10 Unexpected Origins Of Wrestling Characters
1. The Inspiration Behind Uncle Howdy
Who - who, who, who who who, who - is Uncle Howdy?
Why, he's just the ghost of the man who sold the world, of course.
Does that mean David Bowie is back? Because that might actually be good.
Snark aside, the new Bray Wyatt - whose name, in case you've missed it somehow, is Bray Wyatt - has connected with WWE fans in the arena and in front of the television set. On some objective level, it is nonsensical. That isn't default criticism of inherently silly supernatural wrestling: where was Uncle Howdy all this time? If a creepy, influential presence named Uncle Howdy all along was the source of Wyatt's evil, why was he blathering on about Sister Abigail for about a decade?

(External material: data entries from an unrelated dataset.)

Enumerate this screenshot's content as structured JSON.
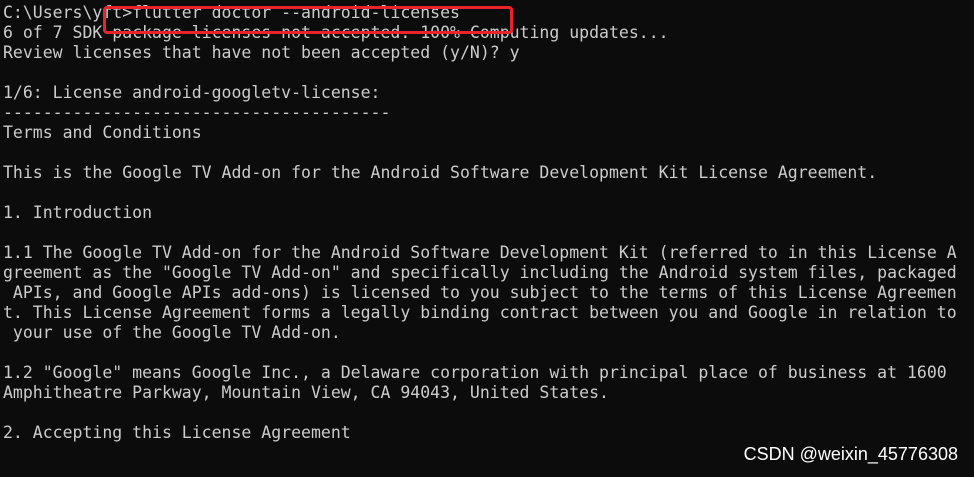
{
  "terminal": {
    "lines": [
      "C:\\Users\\yft>flutter doctor --android-licenses",
      "6 of 7 SDK package licenses not accepted. 100% Computing updates...",
      "Review licenses that have not been accepted (y/N)? y",
      "",
      "1/6: License android-googletv-license:",
      "---------------------------------------",
      "Terms and Conditions",
      "",
      "This is the Google TV Add-on for the Android Software Development Kit License Agreement.",
      "",
      "1. Introduction",
      "",
      "1.1 The Google TV Add-on for the Android Software Development Kit (referred to in this License A",
      "greement as the \"Google TV Add-on\" and specifically including the Android system files, packaged",
      " APIs, and Google APIs add-ons) is licensed to you subject to the terms of this License Agreemen",
      "t. This License Agreement forms a legally binding contract between you and Google in relation to",
      " your use of the Google TV Add-on.",
      "",
      "1.2 \"Google\" means Google Inc., a Delaware corporation with principal place of business at 1600",
      "Amphitheatre Parkway, Mountain View, CA 94043, United States.",
      "",
      "2. Accepting this License Agreement"
    ]
  },
  "watermark": {
    "text": "CSDN @weixin_45776308"
  }
}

A: because everybody involved in the creative process knows that the old Bray Wyatt character was stigmatised as joke and they wish to disassociate you from it.
But from who - who, who, who who who, who - is Uncle Howdy drawn?
The character is heavily drawn from, yes, a horror movie, or at least a comedy horror: the 1983 picture 'Hysterical', a proto-Scary Movie spoof, in which Richard Biel plays Captain Howdy: the murderous ghost of a lighthouse keeper.
Captain Howdy's skin is grey, he carries a lantern, his face is stained with scar that looks like an elongated tear drop, and he can only really go in six-man tags.